Above all else, he is dropped into a situation in which he is different from his fellow teenagers in one key respect: Eyad is a Palestinian-Israeli, an Arab trying to fit in at a predominantly Jewish school in Jerusalem.
This is the hook of a film based on Sayed Kashua’s novel “Dancing Arabs,” and it is a good one. Unfortunately, while the concept is certainly unique, the film is not. It’s an adequate, worthy production, but one that never quite surprises or makes a case for lasting significance.
Still, teenage audiences, especially, will find much to chew on. “A Borrowed Identity” is certainly a stronger coming-of-age tale, for example, than the overrated “Me and Earl and the Dying Girl.”
Yes, it is a subtitled, Hebrew-language drama, and features some brief nudity, but one of its successes is demonstrating that many of the issues teenagers face in North America exist in some form around the world – even amidst the greater tensions of 1990s Israel, and the Middle East at large.
When we first meet Eyad, he is a young adult (played by Razi Gabareen) attempting to learn how his politically active father ended up a common fruit picker. “Why? Because of the state,” explains his grandmother. “How? Because he got involved in politics.”
We jump ahead several years to teenage Eyad, now played by the poised young actor Tawfeek Barhom. He has been accepted into a boarding school in Jerusalem, and leaves home with great reservation.
“Welcome,” says one of the first adults he speaks to. “I didn’t realize they accepted Arabs here.”

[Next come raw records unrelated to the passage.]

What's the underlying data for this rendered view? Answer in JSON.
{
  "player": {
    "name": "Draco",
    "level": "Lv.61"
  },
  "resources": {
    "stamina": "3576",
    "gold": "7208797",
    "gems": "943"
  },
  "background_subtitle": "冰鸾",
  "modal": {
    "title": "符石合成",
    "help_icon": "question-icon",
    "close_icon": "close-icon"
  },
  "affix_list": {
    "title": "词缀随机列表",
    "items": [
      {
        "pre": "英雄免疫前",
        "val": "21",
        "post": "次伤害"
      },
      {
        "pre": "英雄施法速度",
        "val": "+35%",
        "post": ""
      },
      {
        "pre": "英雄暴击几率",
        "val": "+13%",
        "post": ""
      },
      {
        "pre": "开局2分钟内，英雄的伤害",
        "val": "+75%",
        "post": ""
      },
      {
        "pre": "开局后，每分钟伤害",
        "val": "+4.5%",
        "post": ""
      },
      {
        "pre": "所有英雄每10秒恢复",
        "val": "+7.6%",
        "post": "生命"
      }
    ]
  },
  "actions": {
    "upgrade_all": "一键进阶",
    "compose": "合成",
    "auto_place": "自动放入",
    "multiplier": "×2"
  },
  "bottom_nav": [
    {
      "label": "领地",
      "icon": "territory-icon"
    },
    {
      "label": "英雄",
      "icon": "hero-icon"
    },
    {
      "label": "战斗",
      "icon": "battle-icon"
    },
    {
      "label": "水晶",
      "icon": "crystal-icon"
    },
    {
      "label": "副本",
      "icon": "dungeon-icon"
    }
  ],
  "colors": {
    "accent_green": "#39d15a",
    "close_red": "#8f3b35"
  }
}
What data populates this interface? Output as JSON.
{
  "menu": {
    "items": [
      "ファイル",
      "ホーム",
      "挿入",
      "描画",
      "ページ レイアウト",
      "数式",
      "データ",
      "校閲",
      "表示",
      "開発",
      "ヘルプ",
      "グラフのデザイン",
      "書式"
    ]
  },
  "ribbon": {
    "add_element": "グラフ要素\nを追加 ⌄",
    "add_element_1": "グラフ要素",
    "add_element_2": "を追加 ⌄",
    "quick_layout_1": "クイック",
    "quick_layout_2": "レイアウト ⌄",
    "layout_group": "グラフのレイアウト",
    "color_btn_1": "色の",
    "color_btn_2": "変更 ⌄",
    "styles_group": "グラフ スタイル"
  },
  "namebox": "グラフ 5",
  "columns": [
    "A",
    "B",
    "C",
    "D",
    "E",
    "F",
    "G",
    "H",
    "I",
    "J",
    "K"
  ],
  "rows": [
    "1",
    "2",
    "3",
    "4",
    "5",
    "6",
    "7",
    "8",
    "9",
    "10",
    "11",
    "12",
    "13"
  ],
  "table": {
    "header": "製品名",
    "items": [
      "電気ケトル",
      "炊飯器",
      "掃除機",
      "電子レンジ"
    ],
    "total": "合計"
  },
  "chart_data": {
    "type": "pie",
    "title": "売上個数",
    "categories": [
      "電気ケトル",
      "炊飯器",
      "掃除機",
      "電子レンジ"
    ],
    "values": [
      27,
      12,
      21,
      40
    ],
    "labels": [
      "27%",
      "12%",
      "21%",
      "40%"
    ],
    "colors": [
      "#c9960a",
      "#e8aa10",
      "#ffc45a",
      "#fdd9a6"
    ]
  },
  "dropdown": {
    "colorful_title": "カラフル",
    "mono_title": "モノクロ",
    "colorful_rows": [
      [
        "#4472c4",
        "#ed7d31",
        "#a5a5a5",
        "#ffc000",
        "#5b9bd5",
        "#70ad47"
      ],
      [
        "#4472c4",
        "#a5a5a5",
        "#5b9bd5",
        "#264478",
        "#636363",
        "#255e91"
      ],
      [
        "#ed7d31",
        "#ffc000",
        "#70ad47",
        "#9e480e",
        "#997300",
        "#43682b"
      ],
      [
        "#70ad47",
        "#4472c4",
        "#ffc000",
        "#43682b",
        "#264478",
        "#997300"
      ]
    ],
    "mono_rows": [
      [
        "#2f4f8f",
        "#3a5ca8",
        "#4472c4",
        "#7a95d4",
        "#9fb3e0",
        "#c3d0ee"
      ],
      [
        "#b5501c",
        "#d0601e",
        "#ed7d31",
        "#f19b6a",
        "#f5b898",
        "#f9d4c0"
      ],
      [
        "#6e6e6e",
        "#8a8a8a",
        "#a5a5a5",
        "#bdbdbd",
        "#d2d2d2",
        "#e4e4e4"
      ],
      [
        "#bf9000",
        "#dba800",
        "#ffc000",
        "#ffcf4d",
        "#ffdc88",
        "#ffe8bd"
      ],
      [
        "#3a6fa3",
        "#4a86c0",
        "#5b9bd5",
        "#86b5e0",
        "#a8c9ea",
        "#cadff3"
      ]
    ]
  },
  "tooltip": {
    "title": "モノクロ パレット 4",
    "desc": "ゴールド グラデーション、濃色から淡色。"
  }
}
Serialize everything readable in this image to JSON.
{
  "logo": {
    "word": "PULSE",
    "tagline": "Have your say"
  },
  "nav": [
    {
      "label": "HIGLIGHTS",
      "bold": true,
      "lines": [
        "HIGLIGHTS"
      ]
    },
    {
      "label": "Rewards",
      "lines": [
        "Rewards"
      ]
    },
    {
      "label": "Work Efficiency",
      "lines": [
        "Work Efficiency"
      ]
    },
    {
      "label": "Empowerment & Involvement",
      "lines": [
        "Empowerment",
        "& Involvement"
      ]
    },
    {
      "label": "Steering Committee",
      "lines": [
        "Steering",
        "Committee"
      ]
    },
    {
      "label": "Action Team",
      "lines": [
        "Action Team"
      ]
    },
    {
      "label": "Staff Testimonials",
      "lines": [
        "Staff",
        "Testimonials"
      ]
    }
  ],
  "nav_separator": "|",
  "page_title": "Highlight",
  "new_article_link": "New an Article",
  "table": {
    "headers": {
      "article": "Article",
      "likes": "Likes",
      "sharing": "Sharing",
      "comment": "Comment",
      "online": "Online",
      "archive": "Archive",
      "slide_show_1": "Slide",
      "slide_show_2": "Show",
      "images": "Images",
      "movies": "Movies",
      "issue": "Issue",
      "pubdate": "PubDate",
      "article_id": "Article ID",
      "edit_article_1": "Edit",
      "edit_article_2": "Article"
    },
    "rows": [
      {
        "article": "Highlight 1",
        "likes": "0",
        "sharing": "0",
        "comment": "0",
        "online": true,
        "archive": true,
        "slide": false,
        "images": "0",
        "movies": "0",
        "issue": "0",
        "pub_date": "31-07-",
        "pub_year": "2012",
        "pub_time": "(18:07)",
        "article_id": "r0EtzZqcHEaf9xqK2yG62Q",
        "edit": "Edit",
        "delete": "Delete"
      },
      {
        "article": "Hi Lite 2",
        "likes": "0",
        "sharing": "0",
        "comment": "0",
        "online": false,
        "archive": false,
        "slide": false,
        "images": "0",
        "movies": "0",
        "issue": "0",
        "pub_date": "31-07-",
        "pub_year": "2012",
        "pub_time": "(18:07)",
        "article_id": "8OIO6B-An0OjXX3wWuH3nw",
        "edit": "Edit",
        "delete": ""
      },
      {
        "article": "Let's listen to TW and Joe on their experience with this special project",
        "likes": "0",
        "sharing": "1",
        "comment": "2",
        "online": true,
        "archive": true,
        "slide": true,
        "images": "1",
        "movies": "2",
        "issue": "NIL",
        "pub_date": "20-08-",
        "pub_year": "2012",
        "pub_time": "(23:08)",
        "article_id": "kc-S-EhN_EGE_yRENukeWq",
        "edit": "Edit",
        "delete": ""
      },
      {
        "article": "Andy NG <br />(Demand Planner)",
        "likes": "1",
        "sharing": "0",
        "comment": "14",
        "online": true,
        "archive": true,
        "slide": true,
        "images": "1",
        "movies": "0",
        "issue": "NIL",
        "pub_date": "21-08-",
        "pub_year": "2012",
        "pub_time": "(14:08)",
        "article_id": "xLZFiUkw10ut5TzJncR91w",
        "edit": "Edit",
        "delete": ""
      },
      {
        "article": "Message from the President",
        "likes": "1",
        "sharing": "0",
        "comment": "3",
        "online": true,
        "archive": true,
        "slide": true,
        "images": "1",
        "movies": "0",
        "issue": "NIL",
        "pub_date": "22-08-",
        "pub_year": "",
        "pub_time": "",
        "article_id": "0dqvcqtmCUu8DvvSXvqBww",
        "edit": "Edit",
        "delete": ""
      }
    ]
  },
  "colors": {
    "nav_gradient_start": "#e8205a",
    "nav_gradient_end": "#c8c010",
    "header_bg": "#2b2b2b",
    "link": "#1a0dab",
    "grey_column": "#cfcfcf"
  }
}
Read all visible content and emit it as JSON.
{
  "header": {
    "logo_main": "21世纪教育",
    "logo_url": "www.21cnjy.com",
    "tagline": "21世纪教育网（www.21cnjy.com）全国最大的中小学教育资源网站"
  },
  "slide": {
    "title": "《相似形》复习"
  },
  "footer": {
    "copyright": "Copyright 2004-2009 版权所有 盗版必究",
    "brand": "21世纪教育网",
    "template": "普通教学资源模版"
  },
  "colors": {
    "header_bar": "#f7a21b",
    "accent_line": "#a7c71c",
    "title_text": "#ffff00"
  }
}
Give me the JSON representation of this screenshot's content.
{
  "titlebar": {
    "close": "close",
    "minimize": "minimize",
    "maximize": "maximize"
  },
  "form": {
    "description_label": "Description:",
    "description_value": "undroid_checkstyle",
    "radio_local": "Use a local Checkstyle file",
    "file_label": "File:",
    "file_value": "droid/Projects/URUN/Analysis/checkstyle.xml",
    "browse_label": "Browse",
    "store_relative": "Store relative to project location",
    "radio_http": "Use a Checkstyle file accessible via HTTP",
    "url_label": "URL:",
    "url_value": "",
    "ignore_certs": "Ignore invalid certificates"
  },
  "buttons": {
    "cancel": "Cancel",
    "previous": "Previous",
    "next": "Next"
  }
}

Eyad encounters the usual bullies, but also becomes friends with the Jewish Naomi (Danielle Kitzis). She offers some tips on blending in, including the common pronunciation of words starting with “p.” (At home, the “p” is often pronounced as a “b” – as in “Barliament.”)
Time jumps ahead once more and Eyad and Naomi are in love, but attempting to keep their relationship quiet. He has become a popular student and friend to his Jewish classmates.
Eyad forms a particularly close friendship with Jonathan (Michael Moshonov), a music-mad teen with muscular dystrophy. This relationship is crucial to the film’s second half, for better or worse.
While it’s nice to see a prominent character with a disability on screen, the time away from school is, quite simply, less involving. Moshonov gives a strong performance, as does Yael Abecassis as his mother, but the scenes between Eyad and Jonathan begin to feel repetitive and dull.
However, this relationship is essential to the film’s “twist,” and it explains the significance of the title “A Borrowed Identity.” Without detailing what occurs, Eyad makes a crucial decision that will impact his life. In the context of the film, the move seems abrupt, and not altogether satisfying.
For all of its flaws, this latest entry from the director of international successes “The Syrian Bride” and “Lemon Tree” remains a distinctive entry in the global coming-of-age catalog, thanks mainly to its fresh milieu and sturdy central performances.
Barhom makes Eyad a strong-willed, often rebellious individual. He is an actor to watch. Also noteworthy is Danielle Kitzis, whose Naomi feels wonderfully real and delightfully wise – a strong female attempting to keep her relationship with Eyad alive and healthy amidst difficult circumstances.
“A Borrowed Identity” will not linger in one’s memory for long, but it deserves to be seen, and contemplated. Plus, there is a scene in which a character thinks he spots Saddam Hussein’s face on the moon. That has to be a coming-of-age flick first.
A Borrowed Identity
Starring: Tawfeek Barhom, Michael Moshonov, Yael Abecassis, Daniel Kitsis
Director: Eran Riklis
Running Time: 104 minutes
Rating: Not rated, but PG-13 equivalent with brief nudity and adult situations. In Hebrew with subtitles.
The Lowdown: A Palestinian-Israeli boy is sent to a prestigious boarding school in Jerusalem, where he struggles with language, culture and identity.